ORIGINAL: Type 1 diabetes (T1D) is an autoimmune disease in which clinical symptoms arise as a result of insulin deficiency. While genetic and environmental factors contribute to the disease, in recent years it has become increasingly evident that beta cells might be contributing to their own destruction and might have an active role in type 1 diabetes development. Insulin production occurs thanks to processing enzymes, which transform the precursor of insulin (proinsulin) into insulin. Our hypothesis is that there might be a defect in the activity of these enzymes that would cause the accumulation of large amounts of proinsulin (which is not being transformed to insulin) and might also introduce insulin processing errors. These errors would lead to protein modifications that would be recognized by the immune system. Therefore, our objective is to investigate the mechanisms involved in proinsulin and insulin synthesis and the enzymes that process them. Consequently, we propose to study the biological processes that accompany insulin synthesis from a beta cell perspective, providing a more comprehensive understanding of the pathogenesis of type 1 diabetes. Ultimately, this work should help to develop novel therapeutic approaches targeting beta cell dysfunction possibly in combination with antigen-specific therapies.

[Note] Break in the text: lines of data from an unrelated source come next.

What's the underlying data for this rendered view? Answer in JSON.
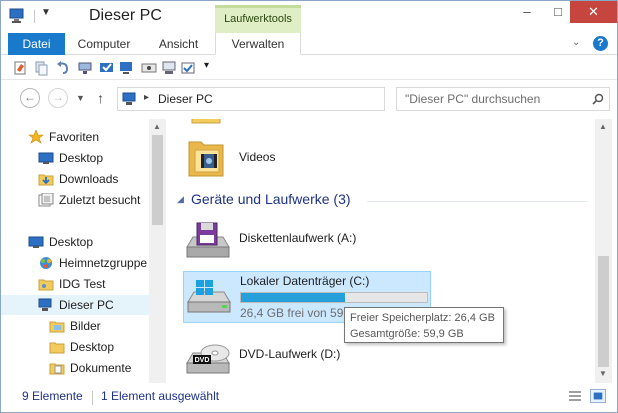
{
  "window": {
    "title": "Dieser PC",
    "context_tab_header": "Laufwerktools",
    "controls": {
      "minimize": "–",
      "maximize": "□",
      "close": "✕"
    }
  },
  "ribbon": {
    "tabs": [
      {
        "label": "Datei"
      },
      {
        "label": "Computer"
      },
      {
        "label": "Ansicht"
      },
      {
        "label": "Verwalten"
      }
    ],
    "help": "?"
  },
  "navigation": {
    "back": "←",
    "forward": "→",
    "up": "↑",
    "address": "Dieser PC",
    "search_placeholder": "\"Dieser PC\" durchsuchen"
  },
  "sidebar": {
    "items": [
      {
        "label": "Favoriten",
        "icon": "star-icon"
      },
      {
        "label": "Desktop",
        "icon": "desktop-icon"
      },
      {
        "label": "Downloads",
        "icon": "downloads-folder-icon"
      },
      {
        "label": "Zuletzt besucht",
        "icon": "recent-places-icon"
      },
      {
        "label": "Desktop",
        "icon": "desktop-icon"
      },
      {
        "label": "Heimnetzgruppe",
        "icon": "homegroup-icon"
      },
      {
        "label": "IDG Test",
        "icon": "user-folder-icon"
      },
      {
        "label": "Dieser PC",
        "icon": "computer-icon"
      },
      {
        "label": "Bilder",
        "icon": "pictures-folder-icon"
      },
      {
        "label": "Desktop",
        "icon": "folder-icon"
      },
      {
        "label": "Dokumente",
        "icon": "documents-folder-icon"
      }
    ]
  },
  "content": {
    "folder_item": {
      "label": "Videos"
    },
    "group_header": "Geräte und Laufwerke (3)",
    "drives": [
      {
        "label": "Diskettenlaufwerk (A:)",
        "icon": "floppy-drive-icon"
      },
      {
        "label": "Lokaler Datenträger (C:)",
        "icon": "windows-drive-icon",
        "free_text": "26,4 GB frei von 59,9 GB",
        "used_fraction": 0.56
      },
      {
        "label": "DVD-Laufwerk (D:)",
        "icon": "dvd-drive-icon"
      }
    ],
    "tooltip": {
      "line1": "Freier Speicherplatz: 26,4 GB",
      "line2": "Gesamtgröße: 59,9 GB"
    }
  },
  "statusbar": {
    "count": "9 Elemente",
    "selection": "1 Element ausgewählt"
  },
  "colors": {
    "accent": "#1979ca",
    "drive_bar": "#26a0da",
    "selection": "#cce8ff",
    "group_header": "#1e3287"
  }
}
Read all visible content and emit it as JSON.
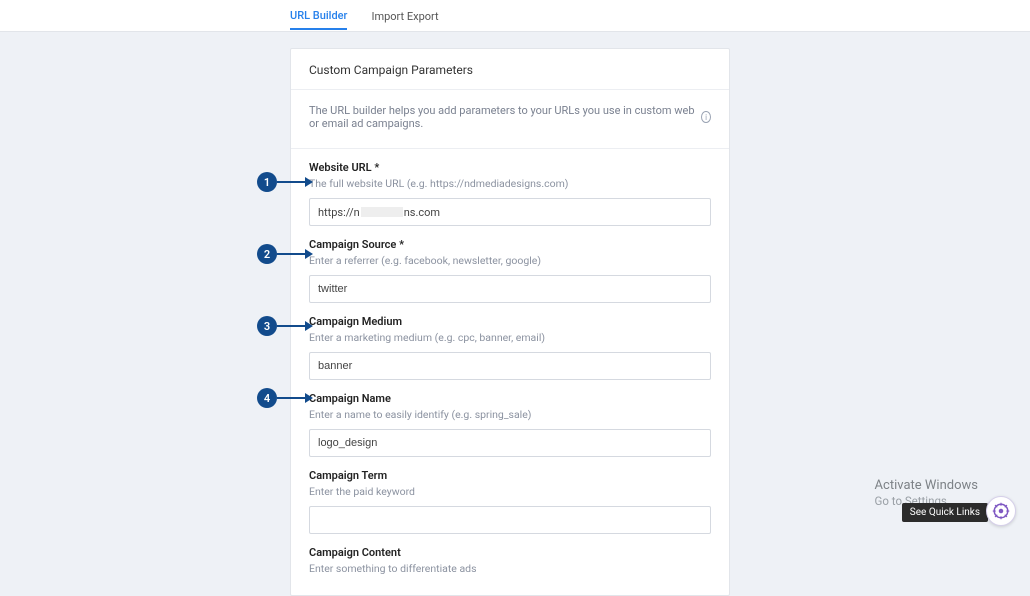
{
  "tabs": {
    "builder": "URL Builder",
    "import": "Import Export"
  },
  "card": {
    "title": "Custom Campaign Parameters",
    "desc": "The URL builder helps you add parameters to your URLs you use in custom web or email ad campaigns."
  },
  "fields": {
    "url": {
      "label": "Website URL *",
      "hint": "The full website URL (e.g. https://ndmediadesigns.com)",
      "value_pre": "https://n",
      "value_post": "ns.com"
    },
    "source": {
      "label": "Campaign Source *",
      "hint": "Enter a referrer (e.g. facebook, newsletter, google)",
      "value": "twitter"
    },
    "medium": {
      "label": "Campaign Medium",
      "hint": "Enter a marketing medium (e.g. cpc, banner, email)",
      "value": "banner"
    },
    "name": {
      "label": "Campaign Name",
      "hint": "Enter a name to easily identify (e.g. spring_sale)",
      "value": "logo_design"
    },
    "term": {
      "label": "Campaign Term",
      "hint": "Enter the paid keyword",
      "value": ""
    },
    "content": {
      "label": "Campaign Content",
      "hint": "Enter something to differentiate ads",
      "value": ""
    }
  },
  "callouts": {
    "1": "1",
    "2": "2",
    "3": "3",
    "4": "4"
  },
  "footer": {
    "activate_title": "Activate Windows",
    "activate_sub": "Go to Settings",
    "quicklinks": "See Quick Links"
  }
}
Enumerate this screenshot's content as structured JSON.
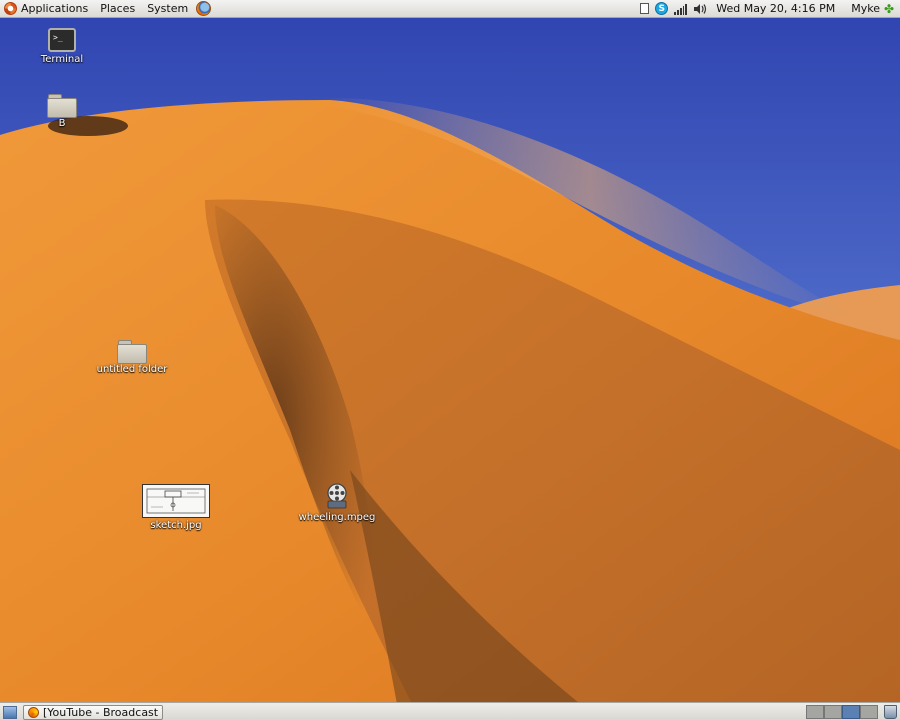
{
  "top_panel": {
    "menus": [
      "Applications",
      "Places",
      "System"
    ],
    "clock": "Wed May 20,  4:16 PM",
    "user": "Myke",
    "icons": {
      "ubuntu": "ubuntu-logo-icon",
      "firefox": "firefox-icon",
      "tray": [
        "document-icon",
        "skype-icon",
        "network-signal-icon",
        "volume-icon"
      ],
      "user": "user-status-icon"
    }
  },
  "desktop": {
    "icons": [
      {
        "label": "Terminal",
        "icon": "terminal-icon"
      },
      {
        "label": "B",
        "icon": "folder-icon"
      },
      {
        "label": "untitled folder",
        "icon": "folder-icon"
      },
      {
        "label": "sketch.jpg",
        "icon": "image-thumbnail-icon"
      },
      {
        "label": "wheeling.mpeg",
        "icon": "video-file-icon"
      }
    ]
  },
  "bottom_panel": {
    "task": "[YouTube - Broadcast Y...",
    "workspaces": 4,
    "active_workspace": 3
  },
  "colors": {
    "sky": "#4a62c0",
    "dune": "#e98a2e",
    "panel": "#e6e4df",
    "active_workspace": "#5b80b2"
  }
}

ADDENDUM: Type 1 diabetes is an autoimmune disease in which clinical symptoms arise as a result of insulin deficiency. While genetic and environmental factors contribute to the disease, in recent years it has become increasingly evident that beta cells might be contributing to their own destruction and might have an active role in type 1 diabetes development. Insulin production occurs thanks to processing enzymes, which transform the precursor of insulin (proinsulin) into insulin. Our hypothesis is that there might be a defect in the activity of these enzymes that would cause the accumulation of large amounts of proinsulin (which is not being transformed to insulin) and might also introduce insulin processing errors. These errors would lead to protein modifications that would be recognized by the immune system. Therefore, our objective is to investigate the mechanisms involved in proinsulin and insulin synthesis, the enzymes that process them and which protein fragments (modified or not) are recognized by lymphocytes, causing their activation and leading to beta cell destruction. Consequently, we propose to study the biological processes that accompany insulin synthesis not only from the beta cell perspective but also from the side of the immune system, providing a more comprehensive understanding of the pathogenesis of type 1 diabetes. Ultimately, this work should help to develop novel therapeutic approaches targeting beta cell dysfunction possibly in combination with antigen specific therapies.